“I don’t think that the children whose parents are in prison are taken into consideration in terms of resources, attitudes and awareness at the EU level.”


-Jean Lambert, MEP London

Read the full Conference Outcome Report.

The main event for the ECH team in 2012 was the conference marking the end of the Children of Prisoners, Mitigations and Interventions to Strengthen Mental Health (COPING) Project.

The EU-funded project spanned 4 countries and 3 years and focused on collecting data on children of prisoners in Sweden, Germany, Romania and the UK.

Led by the University of Huddersfield, the COPING Project was unique in that it partnered an NGO with a university in each of the countries conducting research.

Early in the year, the Conference Planning Committee, chaired by ECH set about defining the objectives, target audience and structure of the day.  

The COPING Project findings led to the creation of policy recommendations and the conference day served as a platform of presenting both the data collected over the 3-year period as well as showcasing the policy recommendations to an audience of policymakers and practitioners.

The conference, entitled COPING with a Parent in Prison: An Agenda for Policy Reform, was held at the Cinquantenaire Museum in Brussels on 6 November.  Over 120 delegates were in attendance.

The morning session of the day was chaired by ECH Member Maja Gabelica Supljika, Deputy Ombudsman for Children Croatia and opened with an opening speech by The Right Hon Baroness Hale of Richmond, with a keynote speech by Jean Lambert, MEP London.  Both women spoke on the importance of recognising the rights of children of prisoners in judicial systems throughout the EU.

The morning session continued with presentations from within the COPING research consortium.  Research was presented from the study during the morning session by the following academics:

  • Adele Jones, University of Huddersfield
  • Matthias Schützwohl, Universität Dresden
  • Martin Manby, University of Huddersfield
  • Anne H. Berman, Karolinska Institutet

The presentation of research findings on this scale markedthe first time such data was conducted and showcased at the EU level regarding children of prisoners.  The conference stage served as a springboard for taking the issue into an EU agenda.

Following the presentations of findings was a series of presentations from the NGO members of the COPING consortium, focusing on the practical impact the research had in their own work.  The afternoon session began with a presentation of policy recommendations that were based on research findings.

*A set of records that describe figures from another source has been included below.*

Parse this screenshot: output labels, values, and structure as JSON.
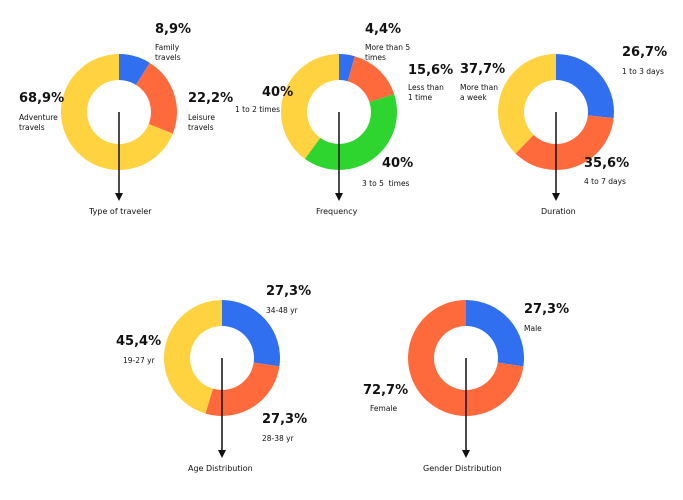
{
  "colors": {
    "blue": "#2f6ff0",
    "orange": "#ff6a3d",
    "yellow": "#ffd23f",
    "green": "#2fd52f"
  },
  "chart_data": [
    {
      "type": "pie",
      "subtype": "donut",
      "caption": "Type of traveler",
      "slices": [
        {
          "pct": "8,9%",
          "value": 8.9,
          "label": "Family travels",
          "color": "#2f6ff0"
        },
        {
          "pct": "22,2%",
          "value": 22.2,
          "label": "Leisure travels",
          "color": "#ff6a3d"
        },
        {
          "pct": "68,9%",
          "value": 68.9,
          "label": "Adventure travels",
          "color": "#ffd23f"
        }
      ]
    },
    {
      "type": "pie",
      "subtype": "donut",
      "caption": "Frequency",
      "slices": [
        {
          "pct": "4,4%",
          "value": 4.4,
          "label": "More than 5 times",
          "color": "#2f6ff0"
        },
        {
          "pct": "15,6%",
          "value": 15.6,
          "label": "Less than 1 time",
          "color": "#ff6a3d"
        },
        {
          "pct": "40%",
          "value": 40,
          "label": "3 to 5  times",
          "color": "#2fd52f"
        },
        {
          "pct": "40%",
          "value": 40,
          "label": "1 to 2 times",
          "color": "#ffd23f"
        }
      ]
    },
    {
      "type": "pie",
      "subtype": "donut",
      "caption": "Duration",
      "slices": [
        {
          "pct": "26,7%",
          "value": 26.7,
          "label": "1 to 3 days",
          "color": "#2f6ff0"
        },
        {
          "pct": "35,6%",
          "value": 35.6,
          "label": "4 to 7 days",
          "color": "#ff6a3d"
        },
        {
          "pct": "37,7%",
          "value": 37.7,
          "label": "More than a week",
          "color": "#ffd23f"
        }
      ]
    },
    {
      "type": "pie",
      "subtype": "donut",
      "caption": "Age Distribution",
      "slices": [
        {
          "pct": "27,3%",
          "value": 27.3,
          "label": "34-48 yr",
          "color": "#2f6ff0"
        },
        {
          "pct": "27,3%",
          "value": 27.3,
          "label": "28-38 yr",
          "color": "#ff6a3d"
        },
        {
          "pct": "45,4%",
          "value": 45.4,
          "label": "19-27 yr",
          "color": "#ffd23f"
        }
      ]
    },
    {
      "type": "pie",
      "subtype": "donut",
      "caption": "Gender Distribution",
      "slices": [
        {
          "pct": "27,3%",
          "value": 27.3,
          "label": "Male",
          "color": "#2f6ff0"
        },
        {
          "pct": "72,7%",
          "value": 72.7,
          "label": "Female",
          "color": "#ff6a3d"
        }
      ]
    }
  ]
}
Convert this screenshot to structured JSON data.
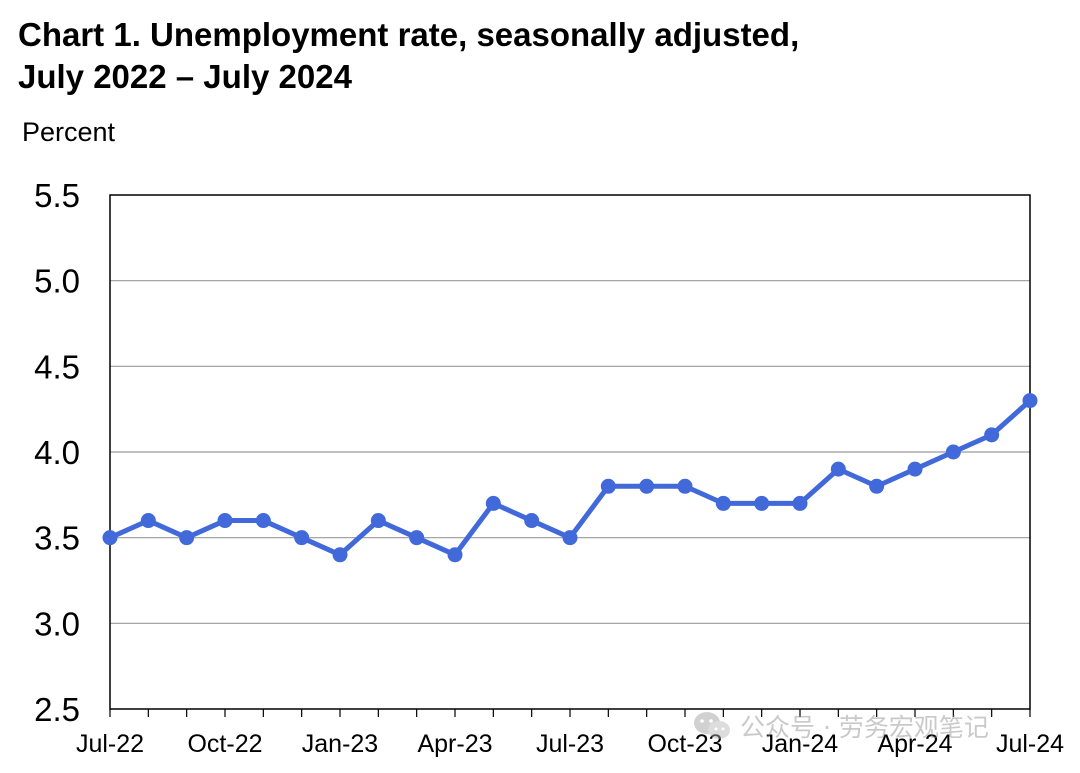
{
  "chart_data": {
    "type": "line",
    "title_line1": "Chart 1. Unemployment rate, seasonally adjusted,",
    "title_line2": "July 2022 – July 2024",
    "ylabel": "Percent",
    "xlabel": "",
    "ylim": [
      2.5,
      5.5
    ],
    "yticks": [
      "5.5",
      "5.0",
      "4.5",
      "4.0",
      "3.5",
      "3.0",
      "2.5"
    ],
    "ytick_values": [
      5.5,
      5.0,
      4.5,
      4.0,
      3.5,
      3.0,
      2.5
    ],
    "x": [
      "Jul-22",
      "Aug-22",
      "Sep-22",
      "Oct-22",
      "Nov-22",
      "Dec-22",
      "Jan-23",
      "Feb-23",
      "Mar-23",
      "Apr-23",
      "May-23",
      "Jun-23",
      "Jul-23",
      "Aug-23",
      "Sep-23",
      "Oct-23",
      "Nov-23",
      "Dec-23",
      "Jan-24",
      "Feb-24",
      "Mar-24",
      "Apr-24",
      "May-24",
      "Jun-24",
      "Jul-24"
    ],
    "xtick_labels": [
      "Jul-22",
      "Oct-22",
      "Jan-23",
      "Apr-23",
      "Jul-23",
      "Oct-23",
      "Jan-24",
      "Apr-24",
      "Jul-24"
    ],
    "series": [
      {
        "values": [
          3.5,
          3.6,
          3.5,
          3.6,
          3.6,
          3.5,
          3.4,
          3.6,
          3.5,
          3.4,
          3.7,
          3.6,
          3.5,
          3.8,
          3.8,
          3.8,
          3.7,
          3.7,
          3.7,
          3.9,
          3.8,
          3.9,
          4.0,
          4.1,
          4.3
        ],
        "color": "#4169d9"
      }
    ],
    "grid": "horizontal",
    "legend": "none"
  },
  "watermark": {
    "text": "公众号 · 劳务宏观笔记",
    "icon": "wechat-icon"
  }
}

Alex Hirschfield, of the University of Huddersfield presented these recommendations, which included:

  • Children have the right to get information that is important to their health and well-being
  • Child’s right to privacy/police raids
  • Children have the right to not be discriminated against
  • Children have the right to information and support and the right for their parents to receive support
  • Children have the right to information and support and the right for their parents to receive support

Following the policy recommendations, a panel of young people who participated in the COPING research gave a presentation of their own experiences.  Spearheaded by COPE network member Bryggan, this, for many was the highlight of the day as the young people were given the opportunity to speak directly to the policy makers.  In a world where they so frequently feel invisible, this presentation was incredibly moving as the young people explained their personal experiences to a captivated audience of individuals who can begin to make a real difference at the EU level.

Following the young people presentation was a panel session of experts, including:

  • Verena Knaus, Senior Policy Advisor, UNICEF Brussels
  • Margaret Tuite, Children’s Commissioner Coordinator for Children’s Rights
  • Rachel Brett, QUNO Representative for Human Rights & Refugees
  • Stefan Enggist, World Health Organization (WHO),  Prison & Policy Officer

The panel took a series of questions and engaged with the audience on a variety of issues relating to the research findings and taking the issue further in their own fields.  Margaret Tuite committed herself to including children of prisoners in her remit and Stefan Enggist commented on the importance of recognising male prisoners as fathers and including this in the WHO prison – focused programmes.

Liz Ayre, Director of Eurochips, gave the concluding remarks to the conference, highlighting how the network and its member associations across Europe would take COPING findings, results and recommendations forward.